Кивком головы я показал Марино на кладбище. Оно теперь казалось на фоне низкого горизонта всего лишь тонкой черной линией, прочерченной над песками его каменной оградой.
— Орсенна находится там! — сказал я, беря его за руку. — Повсюду, где она рассеяла свою кладбищенскую землю. Это и есть то самое, что вы защищаете?
— Она существовала долго, — продолжал старик с религиозной дрожью в голосе. Он обратил на меня свои наводящие тоску глаза слепца. — …Здесь, когда тело падает в яму, то вздрагивают пять миллионов останков, которые оживают до самых глубоких песчаных глубин и чувствуют его, как мать чувствует тяжесть своего покойного ребенка, когда его опускают в могилу и укладывают над ней. И нет другой вечной жизни.
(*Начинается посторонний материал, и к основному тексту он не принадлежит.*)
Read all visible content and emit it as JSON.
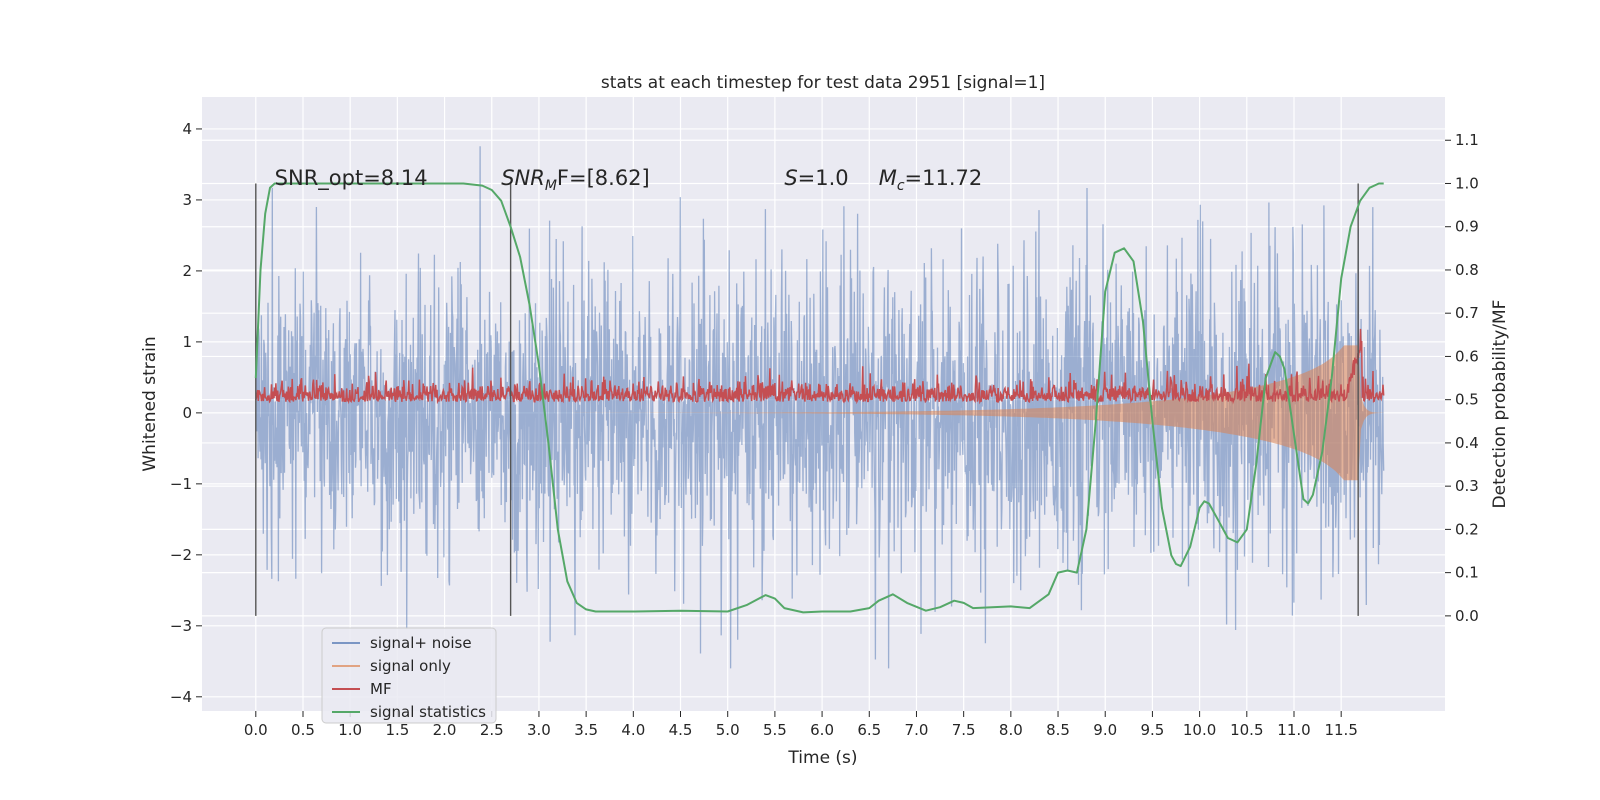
{
  "chart_data": {
    "type": "line",
    "title": "stats at each timestep for test data 2951 [signal=1]",
    "xlabel": "Time (s)",
    "ylabel_left": "Whitened strain",
    "ylabel_right": "Detection probability/MF",
    "xlim": [
      -0.57,
      12.6
    ],
    "ylim_left": [
      -4.2,
      4.45
    ],
    "ylim_right": [
      -0.22,
      1.2
    ],
    "x_ticks": [
      "0.0",
      "0.5",
      "1.0",
      "1.5",
      "2.0",
      "2.5",
      "3.0",
      "3.5",
      "4.0",
      "4.5",
      "5.0",
      "5.5",
      "6.0",
      "6.5",
      "7.0",
      "7.5",
      "8.0",
      "8.5",
      "9.0",
      "9.5",
      "10.0",
      "10.5",
      "11.0",
      "11.5"
    ],
    "y_ticks_left": [
      "4",
      "3",
      "2",
      "1",
      "0",
      "−1",
      "−2",
      "−3",
      "−4"
    ],
    "y_ticks_right": [
      "1.1",
      "1.0",
      "0.9",
      "0.8",
      "0.7",
      "0.6",
      "0.5",
      "0.4",
      "0.3",
      "0.2",
      "0.1",
      "0.0"
    ],
    "grid": true,
    "legend_position": "lower-left",
    "colors": {
      "signal_noise": "#4c72b0",
      "signal_only": "#dd8452",
      "mf": "#c44e52",
      "signal_statistics": "#55a868",
      "plot_background": "#eaeaf2"
    },
    "series": [
      {
        "name": "signal+ noise",
        "axis": "left",
        "description_range": [
          -3.6,
          4.1
        ],
        "x_range": [
          0.0,
          11.95
        ]
      },
      {
        "name": "signal only",
        "axis": "left",
        "x_range": [
          0.0,
          11.95
        ]
      },
      {
        "name": "MF",
        "axis": "right",
        "x_range": [
          0.0,
          11.95
        ]
      },
      {
        "name": "signal statistics",
        "axis": "right",
        "x": [
          0.0,
          0.05,
          0.1,
          0.15,
          0.2,
          0.3,
          0.5,
          1.0,
          1.5,
          2.0,
          2.2,
          2.4,
          2.5,
          2.6,
          2.7,
          2.8,
          2.9,
          3.0,
          3.1,
          3.2,
          3.3,
          3.4,
          3.5,
          3.6,
          3.7,
          3.8,
          4.0,
          4.5,
          5.0,
          5.2,
          5.4,
          5.5,
          5.6,
          5.8,
          6.0,
          6.3,
          6.5,
          6.6,
          6.75,
          6.9,
          7.1,
          7.25,
          7.4,
          7.5,
          7.6,
          7.8,
          8.0,
          8.2,
          8.4,
          8.5,
          8.6,
          8.7,
          8.8,
          8.9,
          9.0,
          9.1,
          9.2,
          9.3,
          9.4,
          9.5,
          9.6,
          9.7,
          9.75,
          9.8,
          9.9,
          10.0,
          10.05,
          10.1,
          10.2,
          10.3,
          10.4,
          10.5,
          10.6,
          10.7,
          10.8,
          10.85,
          10.9,
          11.0,
          11.1,
          11.15,
          11.2,
          11.3,
          11.4,
          11.5,
          11.6,
          11.7,
          11.8,
          11.9,
          11.95
        ],
        "y": [
          0.55,
          0.8,
          0.93,
          0.99,
          1.0,
          1.0,
          1.0,
          1.0,
          1.0,
          1.0,
          1.0,
          0.995,
          0.985,
          0.96,
          0.9,
          0.83,
          0.72,
          0.58,
          0.4,
          0.2,
          0.08,
          0.03,
          0.015,
          0.01,
          0.01,
          0.01,
          0.01,
          0.012,
          0.01,
          0.025,
          0.048,
          0.04,
          0.018,
          0.008,
          0.01,
          0.01,
          0.018,
          0.035,
          0.05,
          0.03,
          0.012,
          0.02,
          0.035,
          0.03,
          0.018,
          0.02,
          0.022,
          0.018,
          0.05,
          0.1,
          0.105,
          0.1,
          0.2,
          0.45,
          0.75,
          0.84,
          0.85,
          0.82,
          0.68,
          0.45,
          0.25,
          0.14,
          0.12,
          0.115,
          0.16,
          0.25,
          0.265,
          0.26,
          0.22,
          0.18,
          0.17,
          0.2,
          0.35,
          0.55,
          0.61,
          0.6,
          0.57,
          0.42,
          0.27,
          0.26,
          0.28,
          0.38,
          0.55,
          0.78,
          0.9,
          0.96,
          0.99,
          1.0,
          1.0
        ]
      }
    ],
    "vertical_markers": [
      0.0,
      2.7,
      11.68
    ],
    "annotations": [
      {
        "text": "SNR_opt=8.14",
        "x": 0.2
      },
      {
        "base": "SNR",
        "sub": "M",
        "rest": "F=[8.62]",
        "x": 2.6
      },
      {
        "base": "S",
        "rest": "=1.0",
        "x": 5.6
      },
      {
        "base": "M",
        "sub": "c",
        "rest": "=11.72",
        "x": 6.6
      }
    ]
  }
}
— Есть, — сказал я ему, бледнея, — есть другая вечная жизнь. Но только над последышами слишком старого города тяготеет проклятие.
— Он не старый, — отрезал старик лишенным тембра голосом. — Он не имеет возраста. Так же, как и я.
Он прошептал сквозь зубы, как бы только для себя, девиз города. И я на миг почувствовал вдруг что-то вроде ослепления; мои глаза заморгали, и в течение секунды мне казалось, что он говорит истину и что его тяжелый силуэт цепенеет, каменеет в своей чудовищной неподвижности прямо у меня на глазах.